Lou Walters made and lost several fortunes as the economics of the country in general and show business in particular shifted. Jackie, Barbara’s only sister, was cognitively impaired. This instability and knowing that she would always be responsible for her sister bolstered her resolve to succeed in an era when it was unusual and widely frowned upon for women to want to have the kind of careers usually reserved for men. She described herself as “a sad and serious little girl.”

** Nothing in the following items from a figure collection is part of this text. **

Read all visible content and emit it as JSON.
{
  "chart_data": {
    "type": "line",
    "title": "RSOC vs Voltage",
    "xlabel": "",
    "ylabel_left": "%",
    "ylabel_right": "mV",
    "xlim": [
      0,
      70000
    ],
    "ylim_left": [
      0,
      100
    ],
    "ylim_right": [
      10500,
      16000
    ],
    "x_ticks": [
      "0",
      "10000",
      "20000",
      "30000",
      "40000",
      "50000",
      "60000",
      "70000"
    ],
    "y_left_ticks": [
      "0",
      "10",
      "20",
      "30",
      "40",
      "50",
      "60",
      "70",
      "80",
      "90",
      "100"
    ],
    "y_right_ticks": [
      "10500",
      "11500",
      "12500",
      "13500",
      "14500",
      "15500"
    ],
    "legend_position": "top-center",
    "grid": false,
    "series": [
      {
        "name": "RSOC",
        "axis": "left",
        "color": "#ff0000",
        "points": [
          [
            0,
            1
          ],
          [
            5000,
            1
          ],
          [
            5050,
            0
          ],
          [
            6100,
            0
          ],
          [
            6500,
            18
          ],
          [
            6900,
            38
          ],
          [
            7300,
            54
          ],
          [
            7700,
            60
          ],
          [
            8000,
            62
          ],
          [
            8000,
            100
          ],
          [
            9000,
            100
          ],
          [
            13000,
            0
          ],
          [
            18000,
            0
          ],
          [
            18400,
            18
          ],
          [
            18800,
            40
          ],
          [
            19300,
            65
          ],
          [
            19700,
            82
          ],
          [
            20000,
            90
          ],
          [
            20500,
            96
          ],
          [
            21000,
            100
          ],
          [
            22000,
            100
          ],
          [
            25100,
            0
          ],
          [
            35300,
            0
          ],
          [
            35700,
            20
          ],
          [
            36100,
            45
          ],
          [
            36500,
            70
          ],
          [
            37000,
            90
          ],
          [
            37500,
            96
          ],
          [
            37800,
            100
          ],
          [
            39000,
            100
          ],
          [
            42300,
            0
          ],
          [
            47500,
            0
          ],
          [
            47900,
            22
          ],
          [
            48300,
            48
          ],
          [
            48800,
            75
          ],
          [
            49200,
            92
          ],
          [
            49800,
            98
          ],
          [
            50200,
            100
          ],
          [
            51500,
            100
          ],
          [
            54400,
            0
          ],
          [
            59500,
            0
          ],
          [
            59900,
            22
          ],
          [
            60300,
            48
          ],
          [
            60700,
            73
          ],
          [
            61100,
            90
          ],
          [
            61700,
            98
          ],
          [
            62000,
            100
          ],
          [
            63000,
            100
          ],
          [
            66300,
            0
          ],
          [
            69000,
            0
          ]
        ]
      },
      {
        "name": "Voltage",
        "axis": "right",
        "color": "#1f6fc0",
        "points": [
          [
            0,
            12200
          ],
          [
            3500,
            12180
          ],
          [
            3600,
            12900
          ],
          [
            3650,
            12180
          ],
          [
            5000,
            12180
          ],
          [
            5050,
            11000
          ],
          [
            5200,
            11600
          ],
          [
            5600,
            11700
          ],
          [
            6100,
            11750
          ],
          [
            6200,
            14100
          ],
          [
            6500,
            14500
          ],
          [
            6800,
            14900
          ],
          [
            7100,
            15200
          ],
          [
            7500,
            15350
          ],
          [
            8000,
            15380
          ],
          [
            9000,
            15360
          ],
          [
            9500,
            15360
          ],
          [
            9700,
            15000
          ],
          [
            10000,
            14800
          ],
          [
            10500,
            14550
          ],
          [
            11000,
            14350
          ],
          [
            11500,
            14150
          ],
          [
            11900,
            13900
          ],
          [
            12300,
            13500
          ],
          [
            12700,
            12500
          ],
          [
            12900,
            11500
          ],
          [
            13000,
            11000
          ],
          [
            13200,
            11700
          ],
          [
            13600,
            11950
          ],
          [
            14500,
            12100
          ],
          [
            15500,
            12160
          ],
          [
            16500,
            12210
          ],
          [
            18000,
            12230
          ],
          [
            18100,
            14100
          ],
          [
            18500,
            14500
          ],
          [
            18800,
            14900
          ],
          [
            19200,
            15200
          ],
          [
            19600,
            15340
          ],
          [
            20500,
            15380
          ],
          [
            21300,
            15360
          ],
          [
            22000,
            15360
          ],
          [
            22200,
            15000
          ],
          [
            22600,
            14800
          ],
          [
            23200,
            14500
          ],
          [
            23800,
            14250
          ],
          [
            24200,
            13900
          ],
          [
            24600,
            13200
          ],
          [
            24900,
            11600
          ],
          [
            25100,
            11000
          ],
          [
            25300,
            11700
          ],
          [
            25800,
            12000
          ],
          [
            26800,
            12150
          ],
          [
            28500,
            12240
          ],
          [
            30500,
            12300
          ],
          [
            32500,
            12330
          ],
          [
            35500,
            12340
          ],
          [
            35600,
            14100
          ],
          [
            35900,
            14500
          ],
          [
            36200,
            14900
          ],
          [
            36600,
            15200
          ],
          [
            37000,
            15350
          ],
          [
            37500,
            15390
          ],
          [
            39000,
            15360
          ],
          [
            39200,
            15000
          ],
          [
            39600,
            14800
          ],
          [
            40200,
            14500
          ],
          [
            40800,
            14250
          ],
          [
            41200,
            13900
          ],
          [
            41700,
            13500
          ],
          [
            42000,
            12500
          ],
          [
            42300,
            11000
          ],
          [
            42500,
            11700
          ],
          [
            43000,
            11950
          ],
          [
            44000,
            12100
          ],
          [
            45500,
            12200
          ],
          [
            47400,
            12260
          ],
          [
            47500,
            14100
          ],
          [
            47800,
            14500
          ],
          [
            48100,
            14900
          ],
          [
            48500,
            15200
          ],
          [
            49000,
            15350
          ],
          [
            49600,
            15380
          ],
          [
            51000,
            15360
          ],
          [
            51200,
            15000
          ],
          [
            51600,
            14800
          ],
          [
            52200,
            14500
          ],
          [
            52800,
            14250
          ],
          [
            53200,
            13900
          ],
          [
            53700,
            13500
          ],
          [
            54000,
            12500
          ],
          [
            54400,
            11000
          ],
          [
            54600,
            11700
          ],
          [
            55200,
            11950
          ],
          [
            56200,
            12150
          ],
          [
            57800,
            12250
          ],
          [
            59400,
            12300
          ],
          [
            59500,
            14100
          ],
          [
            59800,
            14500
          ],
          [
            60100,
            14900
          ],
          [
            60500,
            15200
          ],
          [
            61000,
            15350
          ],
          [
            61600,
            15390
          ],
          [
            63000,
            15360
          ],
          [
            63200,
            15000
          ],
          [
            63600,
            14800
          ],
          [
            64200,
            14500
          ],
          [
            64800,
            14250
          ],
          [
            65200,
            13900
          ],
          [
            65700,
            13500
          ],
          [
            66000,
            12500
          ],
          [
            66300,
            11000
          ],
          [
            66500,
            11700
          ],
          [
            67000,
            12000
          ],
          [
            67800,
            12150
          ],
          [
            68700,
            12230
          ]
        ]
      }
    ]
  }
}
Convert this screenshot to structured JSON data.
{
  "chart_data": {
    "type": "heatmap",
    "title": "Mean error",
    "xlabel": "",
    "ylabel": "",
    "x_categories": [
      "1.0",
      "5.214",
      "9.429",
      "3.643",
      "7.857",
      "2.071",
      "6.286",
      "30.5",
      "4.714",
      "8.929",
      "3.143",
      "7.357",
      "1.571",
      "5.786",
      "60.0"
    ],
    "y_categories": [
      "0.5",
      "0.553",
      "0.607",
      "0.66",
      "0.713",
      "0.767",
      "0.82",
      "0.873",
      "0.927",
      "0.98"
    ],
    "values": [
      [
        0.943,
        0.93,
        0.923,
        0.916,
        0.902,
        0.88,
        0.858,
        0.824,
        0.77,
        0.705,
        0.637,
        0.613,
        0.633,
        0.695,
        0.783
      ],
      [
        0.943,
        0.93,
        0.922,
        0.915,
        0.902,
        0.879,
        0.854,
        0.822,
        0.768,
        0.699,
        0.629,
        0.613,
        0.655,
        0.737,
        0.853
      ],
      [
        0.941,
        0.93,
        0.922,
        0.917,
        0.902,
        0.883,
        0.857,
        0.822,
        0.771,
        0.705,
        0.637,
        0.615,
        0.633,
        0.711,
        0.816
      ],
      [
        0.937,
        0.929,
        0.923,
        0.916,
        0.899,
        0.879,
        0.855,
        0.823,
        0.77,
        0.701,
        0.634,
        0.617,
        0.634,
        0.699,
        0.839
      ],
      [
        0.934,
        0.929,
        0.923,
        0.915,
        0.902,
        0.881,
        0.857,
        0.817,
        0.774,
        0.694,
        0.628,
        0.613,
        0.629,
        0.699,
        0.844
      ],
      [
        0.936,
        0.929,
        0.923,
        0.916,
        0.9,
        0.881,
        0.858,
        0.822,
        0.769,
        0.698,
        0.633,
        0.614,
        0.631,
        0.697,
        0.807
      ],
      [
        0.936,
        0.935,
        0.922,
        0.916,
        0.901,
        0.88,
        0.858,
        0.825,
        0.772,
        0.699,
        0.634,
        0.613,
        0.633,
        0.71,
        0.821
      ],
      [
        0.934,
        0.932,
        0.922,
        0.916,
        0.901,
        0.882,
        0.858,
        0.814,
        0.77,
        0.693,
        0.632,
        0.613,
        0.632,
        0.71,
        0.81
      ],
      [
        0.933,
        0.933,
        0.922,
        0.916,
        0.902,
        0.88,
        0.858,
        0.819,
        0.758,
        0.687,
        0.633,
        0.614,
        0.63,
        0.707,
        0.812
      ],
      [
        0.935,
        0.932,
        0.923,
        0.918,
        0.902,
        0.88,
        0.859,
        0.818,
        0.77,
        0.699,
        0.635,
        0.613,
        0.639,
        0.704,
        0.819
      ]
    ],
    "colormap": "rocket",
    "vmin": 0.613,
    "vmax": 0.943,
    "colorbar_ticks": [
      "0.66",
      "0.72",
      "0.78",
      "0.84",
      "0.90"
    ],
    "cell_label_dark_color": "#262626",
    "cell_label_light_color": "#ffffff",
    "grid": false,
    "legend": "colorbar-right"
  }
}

She initially planned to call her memoir, Sister, because of the impact Jackie had on her life, and because in the memoir she was for the first time open about her conflicted feelings of love, shame, and responsibility. But she ultimately called it Audition, seemingly an odd choice for someone with an astonishing record of achievement. It is an indication of what impelled her. She never felt that she had arrived, that she was done. “Much of the need I had to prove myself, to achieve, to provide, to protect, can be traced to my feelings about Jackie….As I look back,” she wrote, “it feels to me that my life has been one long audition—an attempt to make a difference and be accepted.” Tellingly, she named her only daughter Jacqueline, after her sister.
Barbara referred to her predecessors as “Today Girls” as “tea-pourers,” whose “major requirement on the Today show was to look wide awake and pretty at 7:00 am … In that ‘don’t worry your pretty little head’ era the popular culture on television mirrored the sweet and subservient image of the good wife; it did not include women who were doing anything with their brains.” She was the one who changed that, in part, she acknowledged, because she came along at the right time.
But she helped to make it the right time. When her co-host, Frank McGee, refused to allow her to ask questions of interview subjects, finally agreeing that after he asked four, she could ask one, she came up with a way around it. His rule applied only to interviews in the studio. If she found her own interview subjects and filmed them outside the studio, she could do it any way she wanted. Those interviews took audiences into the subjects’ homes and workplaces. After McGee’s death, she finally became the official co-host, leading to women co-hosts on every morning show. She considered that one of her most significant legacies.